Q: Which programming languages, frameworks, and tools do you, or your company use, to orchestrate and deploy containers?
A: InterSystems developed its own tool in Java leveraging Hashicorp Terraform. It enables integration and aids generic orchestrators in the important job of handling a stateful, multi-model data platform.
Q: How has the orchestration and deployment of containers changed application development?
A: InterSystems has several customers that use containers. The approach each takes varies. On one extreme, customers are re-thinking their application development strategy and are rewriting the back end while exploring known orchestrators. Other customers have a more traditional approach and use containers for the intrinsic build, dependencies and satisfaction value they offer. These customers will have fewer containers resulting in a much easier environment to manage. It is doubtful that some will invest in high-end complex orchestrators. Simpler solutions like Rancher might be of value though.
Q: What kind of security techniques and tools do you find most effective for orchestrating and deploying containers?
A: Secret management tools like Hashicorp Vault are very useful and should be featured natively in orchestrators.
Q: What are some real-world problems being solved by the orchestration and deployment of containers? (Use cases you like to highlight.)

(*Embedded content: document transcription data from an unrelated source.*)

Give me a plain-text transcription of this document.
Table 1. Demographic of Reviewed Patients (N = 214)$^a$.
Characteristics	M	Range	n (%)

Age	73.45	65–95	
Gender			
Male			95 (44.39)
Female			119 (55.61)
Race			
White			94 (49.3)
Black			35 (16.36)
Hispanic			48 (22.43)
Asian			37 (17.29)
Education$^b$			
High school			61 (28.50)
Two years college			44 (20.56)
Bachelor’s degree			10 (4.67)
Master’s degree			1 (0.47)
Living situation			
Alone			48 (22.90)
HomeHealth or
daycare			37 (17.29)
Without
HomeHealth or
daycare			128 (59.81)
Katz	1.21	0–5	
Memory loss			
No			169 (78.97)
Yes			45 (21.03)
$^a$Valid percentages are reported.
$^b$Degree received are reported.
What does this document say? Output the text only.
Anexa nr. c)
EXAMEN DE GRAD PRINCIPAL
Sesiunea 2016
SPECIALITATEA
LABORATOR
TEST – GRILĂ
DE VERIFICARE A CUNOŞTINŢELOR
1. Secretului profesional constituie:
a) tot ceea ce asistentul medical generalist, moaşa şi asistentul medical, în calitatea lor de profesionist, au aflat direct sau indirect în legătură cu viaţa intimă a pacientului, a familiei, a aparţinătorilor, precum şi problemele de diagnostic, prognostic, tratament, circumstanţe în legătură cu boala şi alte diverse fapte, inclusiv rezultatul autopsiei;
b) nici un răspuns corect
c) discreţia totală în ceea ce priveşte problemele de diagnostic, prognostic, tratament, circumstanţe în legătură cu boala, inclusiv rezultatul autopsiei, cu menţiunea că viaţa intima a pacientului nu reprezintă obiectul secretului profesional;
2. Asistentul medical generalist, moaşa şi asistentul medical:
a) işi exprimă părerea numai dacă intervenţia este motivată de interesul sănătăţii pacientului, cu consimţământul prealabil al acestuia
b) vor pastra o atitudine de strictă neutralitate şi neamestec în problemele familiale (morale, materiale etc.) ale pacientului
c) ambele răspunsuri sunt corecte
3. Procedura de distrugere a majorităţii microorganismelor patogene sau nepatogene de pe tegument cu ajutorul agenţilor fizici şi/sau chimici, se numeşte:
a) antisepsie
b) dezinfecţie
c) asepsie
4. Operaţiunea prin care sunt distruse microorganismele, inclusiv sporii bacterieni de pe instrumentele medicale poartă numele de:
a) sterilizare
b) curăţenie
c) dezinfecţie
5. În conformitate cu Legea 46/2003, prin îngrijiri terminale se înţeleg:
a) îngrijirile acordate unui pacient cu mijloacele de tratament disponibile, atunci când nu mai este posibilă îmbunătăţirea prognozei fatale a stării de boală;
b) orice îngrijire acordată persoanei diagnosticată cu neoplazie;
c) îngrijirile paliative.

A: Automation of cluster management adhering to the promise theory and a tendency - as technologies mature and integrate further - to evolve into autonomic computing.
Q: What are the most common issues you see affecting the orchestration and deployment of containers?
A: One of the most common issues that arises that impacts the orchestration and deployment of containers is a lack of understanding of the orchestrator staging (and questions organizations should ask):
Where do containers come from? They should come from a provisioning pipeline.
How can I test and verify this new application solution comprising all my container images AND the orchestrator I use in production?
How are errors fed back?
How are orchestrators made aware of errors and how are they handling them? There needs to be a tighter integration with monitoring solutions.
Orchestrators need to be tightly coupled with monitoring solutions to be effective in the long run for the enterprise.
As InterSystems is a data platform vendor we believe a tighter integration between orchestrators and data related concerns (i.e.volume plugins, hyper-converged storage, snapshots and backup technologies) would be beneficial to organizations.
Q: What do developers need to keep in mind when working on orchestrating and deploying containers?
From InterSystems’ perspective, the main issue is maintaining stateful data. Ephemeral container services like web servers are easy to bring down and spin up. External dependencies can be zero.